“Chili Peppers!”

DSC04435“CHILI PEPPERS, CAPPUCCINOS — AND A TIMELY SUNDAY TEXT”

We were at Cappuccino’s, the only establishment open that Sunday evening at the Brooklyn Mall, Pretoria. Their Romana pizza looked like the perfect end to the day.
But not so fast: under the pepperoni on this Romana lies a land mine of trouble. Chunks of hot chili pepper, seeds and all, ready to explode inside your mouth.
One such chunk lodged straight in the back of my throat, and started screaming, “Welcome to Cappuccino’s!!” I tried to answer back, but my voice was totally gone. Once a chunk of red hot chili pepper settles back there, it begins its gruesome work by cutting off the vocal chords. The victim is left speechless, arms flailing, eyes bulging, tears running. You hack, you rasp away, you bang the table — anything to get some help!

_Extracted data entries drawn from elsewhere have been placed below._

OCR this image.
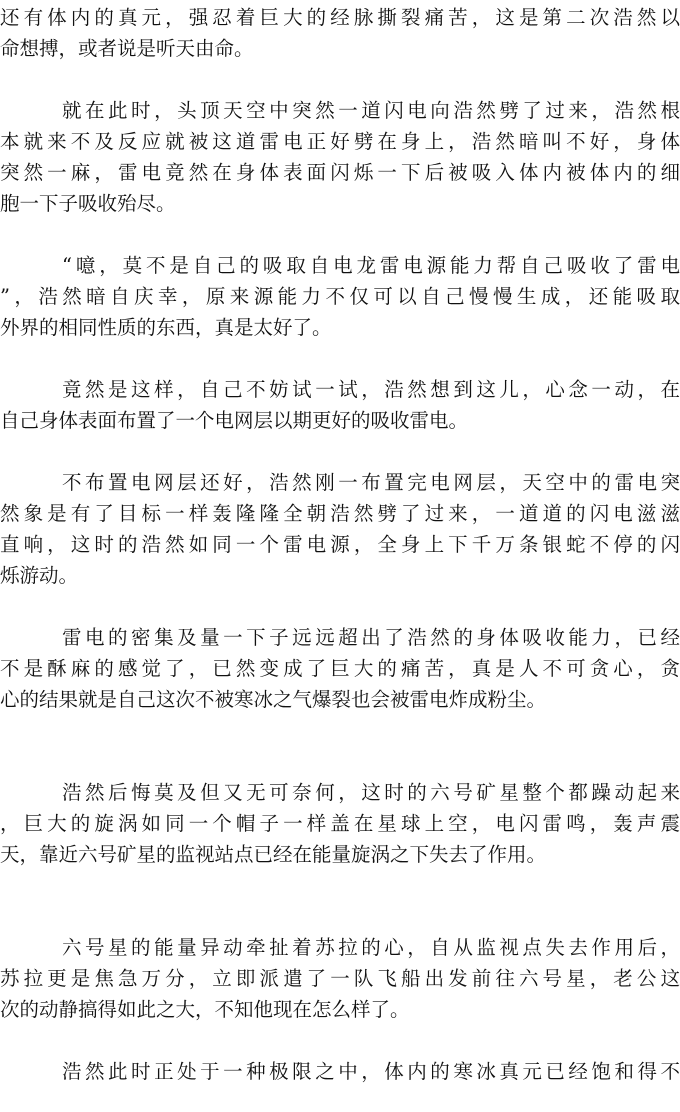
还有体内的真元，强忍着巨大的经脉撕裂痛苦，这是第二次浩然以
命想搏，或者说是听天由命。
就在此时，头顶天空中突然一道闪电向浩然劈了过来，浩然根
本就来不及反应就被这道雷电正好劈在身上，浩然暗叫不好，身体
突然一麻，雷电竟然在身体表面闪烁一下后被吸入体内被体内的细
胞一下子吸收殆尽。
“噫，莫不是自己的吸取自电龙雷电源能力帮自己吸收了雷电
”，浩然暗自庆幸，原来源能力不仅可以自己慢慢生成，还能吸取
外界的相同性质的东西，真是太好了。
竟然是这样，自己不妨试一试，浩然想到这儿，心念一动，在
自己身体表面布置了一个电网层以期更好的吸收雷电。
不布置电网层还好，浩然刚一布置完电网层，天空中的雷电突
然象是有了目标一样轰隆隆全朝浩然劈了过来，一道道的闪电滋滋
直响，这时的浩然如同一个雷电源，全身上下千万条银蛇不停的闪
烁游动。
雷电的密集及量一下子远远超出了浩然的身体吸收能力，已经
不是酥麻的感觉了，已然变成了巨大的痛苦，真是人不可贪心，贪
心的结果就是自己这次不被寒冰之气爆裂也会被雷电炸成粉尘。
浩然后悔莫及但又无可奈何，这时的六号矿星整个都躁动起来
，巨大的旋涡如同一个帽子一样盖在星球上空，电闪雷鸣，轰声震
天，靠近六号矿星的监视站点已经在能量旋涡之下失去了作用。
六号星的能量异动牵扯着苏拉的心，自从监视点失去作用后，
苏拉更是焦急万分，立即派遣了一队飞船出发前往六号星，老公这
次的动静搞得如此之大，不知他现在怎么样了。
浩然此时正处于一种极限之中，体内的寒冰真元已经饱和得不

Of course the secret is to cough the infernal kernel up, into a napkin — or almost anywhere! On this day, no such luck. This one was dug in. Then suddenly, the assailant broke free and darted straight down the oesophagus!
This was actually worse! The villain had now spread his fiery attack from the region of the epiglottis to the stomach and across the chest. You start to think heart attack!
Surprisingly enough, no one at our table seemed interested. I was screaming, but no one was hearing! I looked for a man. Why was their no one to heed my paroxysms, those speechless cries for help, someone to stand in the gap, as it were, and pour a cup of cold water down the fiery channel? I might have been crashed out on the patio stones before my companions, well into their own mild slices and casual Sunday chat, would have noticed!
I lunged for a bowl of ice that mercifully had come with the drinks — and gulped down the freezing water in the bottom. Then I popped two small ice cubes, then four more. Eight, ten, twenty — every bite-sized chunk of ice was like a kind of frozen, heavenly manna. I scooped it up and sent it off on its fire-fighting mission.
Finally, when I stopped shaking, I placed an early order for the mango sorbet. Then I followed it up with a tiny slice of very mild Hawaiian pizza, double cheese, laced with lovely pineapple, the meekest and mildest of pizzas. The words of the psalmist came to mind: “I shall not die, but live!”
Mercy, I said, when I recovered my voice: it is getting to be a dangerous world out there. Chilli peppers, like other deadly things, lie concealed beneath the pepperoni. It’s one thing to moderate one’s pizza orders toward the mild side, which I now highly recommend: Four Seasons without the onions; Thika Chicken without the peri-peri; Ham, Green Peppers very mild, and Mushrooms. Mushrooms, mildest, assuaging ingredient — I now double mushrooms on everything.
But what about the larger issues of life? Do they not too often conceal a deadly kernel beneath a bland surface?
Indeed, for them I have adopted a text, that passed before my watery eyes at Cappuccino’s: “Shun the very appearance of evil.”